All that remains now is wiring it up. Try your best to maintain a nice clean look, and duck your wires in natural chases in the enclosure where possible.

First, wire the LED light to the Nivel board. I highly recommend downloading the schematics so that you know what leads control what. Try and keep your leads as short as possible for a clean look.

Next, wire the switch leads from the nivel to the leads you attached to the horn switch. Before you solder, don’t forget to place a small section of shrink tubing over the wire. Solder the leads together and slide the shrink tubing over your joint. Apply heat (a short blast from a heat gun, lighter, or a blowdryer on high) to shrink it down, making sure no bare wire is exposed.

To wire the negative side, solder the black lead from the USB charger to the black lead of the battery holder. On the other end solder the black lead from the atomizer connection to the negative lead (blue) of the Nivel chip. Next place a short section of shrink tubing over one of the leads you just soldered. Now solder the top two negative leads to the bottom two negative leads. Once it cools, slide the shrink tubing over your joint and apply heat to shrink it down over it. Make sure there is no bare wire exposed. Tuck the wires between the battery holder and the wall of the enclosure. You can use hot glue to tack it down.

To wire the positive side, cut the red lead from the battery holder to about 1″ long. Take your two PTC fuses and solder them together in parallel. Slide a small section of heat shrink tubing along the red battery holder lead, and solder one leg of the fuse to the battery holder red lead. Once it cools cover the joint with the shrink tubing and apply heat.
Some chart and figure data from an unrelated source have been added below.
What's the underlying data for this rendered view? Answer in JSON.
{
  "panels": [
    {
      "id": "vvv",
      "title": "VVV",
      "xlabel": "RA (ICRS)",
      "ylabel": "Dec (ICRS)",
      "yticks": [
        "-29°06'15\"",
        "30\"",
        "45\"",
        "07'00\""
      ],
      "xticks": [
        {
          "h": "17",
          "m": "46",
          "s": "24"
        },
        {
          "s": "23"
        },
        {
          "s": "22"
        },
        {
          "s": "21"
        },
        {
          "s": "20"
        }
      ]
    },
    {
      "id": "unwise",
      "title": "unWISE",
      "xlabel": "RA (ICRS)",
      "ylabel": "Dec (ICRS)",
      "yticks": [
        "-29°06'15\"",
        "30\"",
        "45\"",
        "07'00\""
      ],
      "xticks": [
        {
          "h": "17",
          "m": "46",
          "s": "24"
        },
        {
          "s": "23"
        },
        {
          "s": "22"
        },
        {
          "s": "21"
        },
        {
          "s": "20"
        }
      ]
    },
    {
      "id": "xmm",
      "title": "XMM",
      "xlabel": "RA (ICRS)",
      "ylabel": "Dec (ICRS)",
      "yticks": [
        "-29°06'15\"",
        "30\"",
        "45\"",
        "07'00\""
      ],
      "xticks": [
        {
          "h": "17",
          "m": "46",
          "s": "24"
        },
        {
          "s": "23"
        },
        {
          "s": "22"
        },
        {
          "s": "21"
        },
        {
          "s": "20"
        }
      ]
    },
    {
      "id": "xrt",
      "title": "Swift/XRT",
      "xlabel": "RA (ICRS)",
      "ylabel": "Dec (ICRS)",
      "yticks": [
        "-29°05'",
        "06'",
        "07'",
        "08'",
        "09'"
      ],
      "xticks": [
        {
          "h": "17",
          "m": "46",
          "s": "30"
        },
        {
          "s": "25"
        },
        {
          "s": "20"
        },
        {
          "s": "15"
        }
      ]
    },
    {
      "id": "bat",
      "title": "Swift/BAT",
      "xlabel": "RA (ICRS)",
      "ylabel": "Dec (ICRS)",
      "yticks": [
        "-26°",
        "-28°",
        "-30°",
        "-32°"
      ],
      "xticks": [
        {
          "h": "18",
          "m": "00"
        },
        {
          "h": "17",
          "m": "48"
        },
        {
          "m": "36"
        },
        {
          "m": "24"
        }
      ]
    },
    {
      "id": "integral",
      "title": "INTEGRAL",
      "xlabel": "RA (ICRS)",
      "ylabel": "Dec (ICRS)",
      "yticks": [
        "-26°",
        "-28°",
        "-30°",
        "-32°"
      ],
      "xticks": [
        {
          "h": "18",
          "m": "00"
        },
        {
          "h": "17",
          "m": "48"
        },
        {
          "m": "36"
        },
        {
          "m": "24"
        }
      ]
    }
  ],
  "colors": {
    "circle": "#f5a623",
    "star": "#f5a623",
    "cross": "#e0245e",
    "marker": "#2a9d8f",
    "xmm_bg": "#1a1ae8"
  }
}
Solder the positive lead from the Nivel chip (red) to the positive (red) lead from the microUSB board. Slide a piece of heat shrink tubing over these leads then solder them to the other leg of the fuse. Once it is cool, slide the tubing over the joint and apply heat.

You should be able to neatly lay the positive leads and fuses in the space above the battery holder. Once you get them arranged, you can hot glue them in place.
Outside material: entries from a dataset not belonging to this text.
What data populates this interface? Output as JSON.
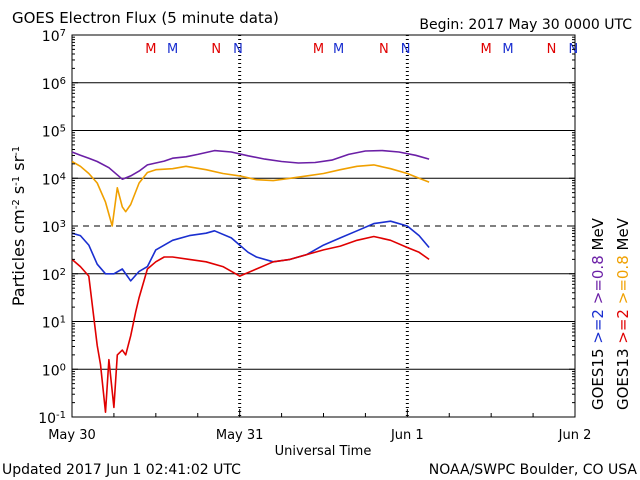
{
  "chart_data": {
    "type": "line",
    "title": "GOES Electron Flux (5 minute data)",
    "begin_label": "Begin: 2017 May 30 0000 UTC",
    "xlabel": "Universal Time",
    "ylabel_parts": {
      "base": "Particles cm",
      "exp1": "-2",
      "s": "s",
      "exp2": "-1",
      "sr": "sr",
      "exp3": "-1"
    },
    "x_unit": "days since 2017-05-30 00:00 UTC",
    "xlim": [
      0,
      3
    ],
    "ylim_log10": [
      -1,
      7
    ],
    "y_scale": "log",
    "y_ticks": [
      {
        "exp": 7,
        "label_base": "10",
        "label_exp": "7"
      },
      {
        "exp": 6,
        "label_base": "10",
        "label_exp": "6"
      },
      {
        "exp": 5,
        "label_base": "10",
        "label_exp": "5"
      },
      {
        "exp": 4,
        "label_base": "10",
        "label_exp": "4"
      },
      {
        "exp": 3,
        "label_base": "10",
        "label_exp": "3"
      },
      {
        "exp": 2,
        "label_base": "10",
        "label_exp": "2"
      },
      {
        "exp": 1,
        "label_base": "10",
        "label_exp": "1"
      },
      {
        "exp": 0,
        "label_base": "10",
        "label_exp": "0"
      },
      {
        "exp": -1,
        "label_base": "10",
        "label_exp": "-1"
      }
    ],
    "x_ticks": [
      {
        "x": 0,
        "label": "May 30"
      },
      {
        "x": 1,
        "label": "May 31"
      },
      {
        "x": 2,
        "label": "Jun 1"
      },
      {
        "x": 3,
        "label": "Jun 2"
      }
    ],
    "horizontal_gridlines_solid": [
      6,
      5,
      4,
      2,
      1,
      0
    ],
    "horizontal_gridlines_dashed": [
      3
    ],
    "mn_markers": [
      {
        "x": 0.47,
        "label": "M",
        "color": "#e00000"
      },
      {
        "x": 0.6,
        "label": "M",
        "color": "#1a2fd0"
      },
      {
        "x": 0.86,
        "label": "N",
        "color": "#e00000"
      },
      {
        "x": 0.99,
        "label": "N",
        "color": "#1a2fd0"
      },
      {
        "x": 1.47,
        "label": "M",
        "color": "#e00000"
      },
      {
        "x": 1.59,
        "label": "M",
        "color": "#1a2fd0"
      },
      {
        "x": 1.86,
        "label": "N",
        "color": "#e00000"
      },
      {
        "x": 1.99,
        "label": "N",
        "color": "#1a2fd0"
      },
      {
        "x": 2.47,
        "label": "M",
        "color": "#e00000"
      },
      {
        "x": 2.6,
        "label": "M",
        "color": "#1a2fd0"
      },
      {
        "x": 2.86,
        "label": "N",
        "color": "#e00000"
      },
      {
        "x": 2.99,
        "label": "N",
        "color": "#1a2fd0"
      }
    ],
    "series": [
      {
        "name": "GOES15 >=0.8 MeV",
        "color": "#6b1fa6",
        "x": [
          0,
          0.05,
          0.1,
          0.15,
          0.22,
          0.3,
          0.35,
          0.4,
          0.45,
          0.5,
          0.55,
          0.6,
          0.68,
          0.75,
          0.85,
          0.95,
          1.05,
          1.15,
          1.25,
          1.35,
          1.45,
          1.55,
          1.65,
          1.75,
          1.85,
          1.95,
          2.05,
          2.13
        ],
        "y_log10": [
          4.55,
          4.48,
          4.42,
          4.35,
          4.22,
          3.98,
          4.05,
          4.15,
          4.28,
          4.32,
          4.36,
          4.42,
          4.45,
          4.5,
          4.58,
          4.55,
          4.47,
          4.4,
          4.35,
          4.32,
          4.33,
          4.38,
          4.5,
          4.57,
          4.58,
          4.55,
          4.48,
          4.4
        ]
      },
      {
        "name": "GOES13 >=0.8 MeV",
        "color": "#f0a000",
        "x": [
          0,
          0.05,
          0.1,
          0.15,
          0.2,
          0.24,
          0.27,
          0.3,
          0.32,
          0.35,
          0.4,
          0.45,
          0.5,
          0.6,
          0.68,
          0.8,
          0.9,
          1.0,
          1.1,
          1.2,
          1.3,
          1.4,
          1.5,
          1.6,
          1.7,
          1.8,
          1.9,
          2.0,
          2.07,
          2.13
        ],
        "y_log10": [
          4.35,
          4.25,
          4.1,
          3.9,
          3.5,
          3.0,
          3.8,
          3.4,
          3.3,
          3.45,
          3.9,
          4.12,
          4.18,
          4.2,
          4.25,
          4.18,
          4.1,
          4.05,
          3.97,
          3.95,
          4.0,
          4.05,
          4.1,
          4.18,
          4.25,
          4.28,
          4.2,
          4.1,
          4.0,
          3.92
        ]
      },
      {
        "name": "GOES15 >=2 MeV",
        "color": "#1a2fd0",
        "x": [
          0,
          0.05,
          0.1,
          0.15,
          0.2,
          0.25,
          0.3,
          0.35,
          0.4,
          0.45,
          0.5,
          0.6,
          0.7,
          0.8,
          0.85,
          0.95,
          1.0,
          1.05,
          1.1,
          1.2,
          1.3,
          1.4,
          1.5,
          1.6,
          1.7,
          1.8,
          1.9,
          2.0,
          2.07,
          2.13
        ],
        "y_log10": [
          2.85,
          2.8,
          2.6,
          2.2,
          2.0,
          2.0,
          2.1,
          1.85,
          2.05,
          2.15,
          2.5,
          2.7,
          2.8,
          2.85,
          2.9,
          2.75,
          2.6,
          2.45,
          2.35,
          2.25,
          2.3,
          2.4,
          2.6,
          2.75,
          2.9,
          3.05,
          3.1,
          3.0,
          2.8,
          2.55
        ]
      },
      {
        "name": "GOES13 >=2 MeV",
        "color": "#e00000",
        "x": [
          0,
          0.05,
          0.1,
          0.15,
          0.17,
          0.2,
          0.22,
          0.25,
          0.27,
          0.3,
          0.32,
          0.35,
          0.38,
          0.4,
          0.45,
          0.5,
          0.55,
          0.6,
          0.7,
          0.8,
          0.9,
          1.0,
          1.1,
          1.2,
          1.3,
          1.4,
          1.5,
          1.6,
          1.7,
          1.8,
          1.9,
          2.0,
          2.07,
          2.13
        ],
        "y_log10": [
          2.3,
          2.15,
          1.95,
          0.5,
          0.1,
          -0.9,
          0.2,
          -0.8,
          0.3,
          0.4,
          0.3,
          0.7,
          1.2,
          1.5,
          2.1,
          2.25,
          2.35,
          2.35,
          2.3,
          2.25,
          2.15,
          1.95,
          2.1,
          2.25,
          2.3,
          2.4,
          2.5,
          2.58,
          2.7,
          2.78,
          2.7,
          2.55,
          2.45,
          2.3
        ]
      }
    ],
    "legend": [
      {
        "prefix": "GOES15",
        "items": [
          {
            "text": ">=2",
            "color": "#1a2fd0"
          },
          {
            "text": ">=0.8",
            "color": "#6b1fa6"
          }
        ],
        "unit": "MeV"
      },
      {
        "prefix": "GOES13",
        "items": [
          {
            "text": ">=2",
            "color": "#e00000"
          },
          {
            "text": ">=0.8",
            "color": "#f0a000"
          }
        ],
        "unit": "MeV"
      }
    ]
  },
  "footer": {
    "updated": "Updated 2017 Jun  1 02:41:02 UTC",
    "credit": "NOAA/SWPC Boulder, CO USA"
  }
}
Lastly, wire the positive (red) lead from your atomizer connection to the atomizer control lead from the Nivel. As before, don’t forget to slide the shrink tubing over one of the leads first. Once the joint is cool, slide the tubing over the joint and apply heat.

Now that you are all wired up, add your 18490 AW IMR battery, and it should look something like this.
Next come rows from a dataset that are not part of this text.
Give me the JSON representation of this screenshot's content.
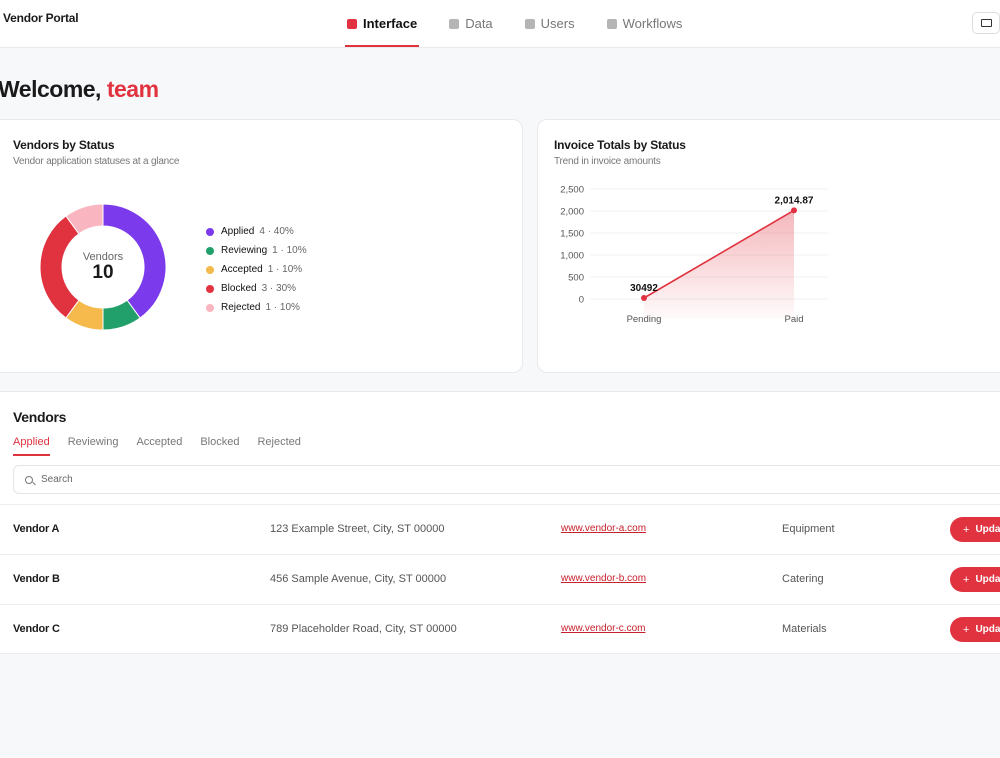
{
  "app": {
    "brand": "Vendor Portal"
  },
  "nav": [
    {
      "label": "Interface",
      "active": true
    },
    {
      "label": "Data",
      "active": false
    },
    {
      "label": "Users",
      "active": false
    },
    {
      "label": "Workflows",
      "active": false
    }
  ],
  "welcome": {
    "prefix": "Welcome,",
    "name": "team"
  },
  "status_card": {
    "title": "Vendors by Status",
    "subtitle": "Vendor application statuses at a glance",
    "center_label": "Vendors",
    "center_value": "10",
    "legend": [
      {
        "name": "Applied",
        "stat": "4 · 40%",
        "color": "#7c3aed"
      },
      {
        "name": "Reviewing",
        "stat": "1 · 10%",
        "color": "#22a06b"
      },
      {
        "name": "Accepted",
        "stat": "1 · 10%",
        "color": "#f6b94c"
      },
      {
        "name": "Blocked",
        "stat": "3 · 30%",
        "color": "#e0323f"
      },
      {
        "name": "Rejected",
        "stat": "1 · 10%",
        "color": "#f9b5c0"
      }
    ]
  },
  "invoice_card": {
    "title": "Invoice Totals by Status",
    "subtitle": "Trend in invoice amounts"
  },
  "chart_data": [
    {
      "type": "pie",
      "categories": [
        "Applied",
        "Reviewing",
        "Accepted",
        "Blocked",
        "Rejected"
      ],
      "values": [
        4,
        1,
        1,
        3,
        1
      ],
      "colors": [
        "#7c3aed",
        "#22a06b",
        "#f6b94c",
        "#e0323f",
        "#f9b5c0"
      ],
      "donut": true
    },
    {
      "type": "area",
      "categories": [
        "Pending",
        "Paid"
      ],
      "values": [
        30492,
        2014.87
      ],
      "point_labels": [
        "30492",
        "2,014.87"
      ],
      "ylim": [
        0,
        2500
      ],
      "yticks": [
        "0",
        "500",
        "1,000",
        "1,500",
        "2,000",
        "2,500"
      ],
      "color": "#e0323f",
      "grid": true
    }
  ],
  "vendors": {
    "title": "Vendors",
    "tabs": [
      {
        "label": "Applied",
        "active": true
      },
      {
        "label": "Reviewing",
        "active": false
      },
      {
        "label": "Accepted",
        "active": false
      },
      {
        "label": "Blocked",
        "active": false
      },
      {
        "label": "Rejected",
        "active": false
      }
    ],
    "search_placeholder": "Search",
    "rows": [
      {
        "name": "Vendor A",
        "address": "123 Example Street, City, ST 00000",
        "website": "www.vendor-a.com",
        "category": "Equipment",
        "action": "Update"
      },
      {
        "name": "Vendor B",
        "address": "456 Sample Avenue, City, ST 00000",
        "website": "www.vendor-b.com",
        "category": "Catering",
        "action": "Update"
      },
      {
        "name": "Vendor C",
        "address": "789 Placeholder Road, City, ST 00000",
        "website": "www.vendor-c.com",
        "category": "Materials",
        "action": "Update"
      }
    ]
  }
}
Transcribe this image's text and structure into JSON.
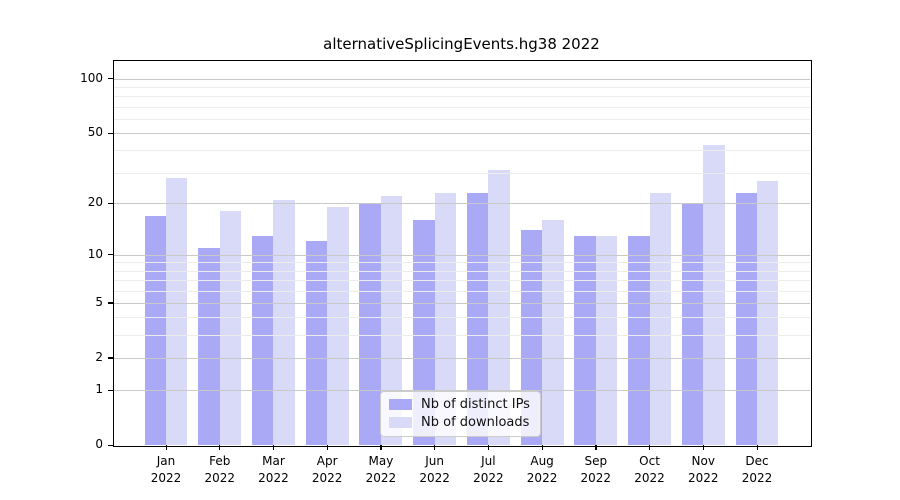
{
  "window": {
    "title": "alternativeSplicingEvents.hg38 2022"
  },
  "chart_data": {
    "type": "bar",
    "title": "alternativeSplicingEvents.hg38 2022",
    "categories": [
      "Jan",
      "Feb",
      "Mar",
      "Apr",
      "May",
      "Jun",
      "Jul",
      "Aug",
      "Sep",
      "Oct",
      "Nov",
      "Dec"
    ],
    "category_year": "2022",
    "series": [
      {
        "name": "Nb of distinct IPs",
        "color": "#a9a9f5",
        "values": [
          17,
          11,
          13,
          12,
          20,
          16,
          23,
          14,
          13,
          13,
          20,
          23
        ]
      },
      {
        "name": "Nb of downloads",
        "color": "#d9d9f8",
        "values": [
          28,
          18,
          21,
          19,
          22,
          23,
          31,
          16,
          13,
          23,
          43,
          27
        ]
      }
    ],
    "y_scale": "log1p",
    "ylim": [
      0,
      127
    ],
    "y_major_ticks": [
      100,
      50,
      20,
      10,
      5,
      2,
      1,
      0
    ],
    "y_minor_gridlines": [
      3,
      4,
      6,
      7,
      8,
      9,
      30,
      40,
      60,
      70,
      80,
      90
    ],
    "xlabel": "",
    "ylabel": "",
    "grid": "horizontal majors and log minors, drawn on top of bars",
    "legend_position": "lower center"
  },
  "colors": {
    "background": "#ffffff",
    "bar_dark": "#a9a9f5",
    "bar_light": "#d9d9f8",
    "major_grid": "#c9c9c9",
    "minor_grid": "#ececec",
    "spine": "#000000",
    "legend_border": "#cccccc"
  }
}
Final assembly of the Nivel SNUS mod

Carefully place the lid on the enclosure, and fire it up. You can download the user guide for the Nivel chip here. To turn it on, click the fire button three times. You should get the displayed power setting and a short burst of flashes of the LED. Attach your favorite atomizer or cartomizer, set your voltage or power to the desired level, and vape away.

Completed Nivel SNUS mods

Test the the microUSB charging board. Plug a microUSB cable into the port. You should see a red LED light up indicating that it is charging. It will turn green upon completion of the charge.

You can see the small hole to the left of the port illuminated red, indicating the unit is charging

Now that you’ve finished, and tested your mod… have a vape, and amaze your friends with your mad skills!

The proof is in the vape, and the vape is good!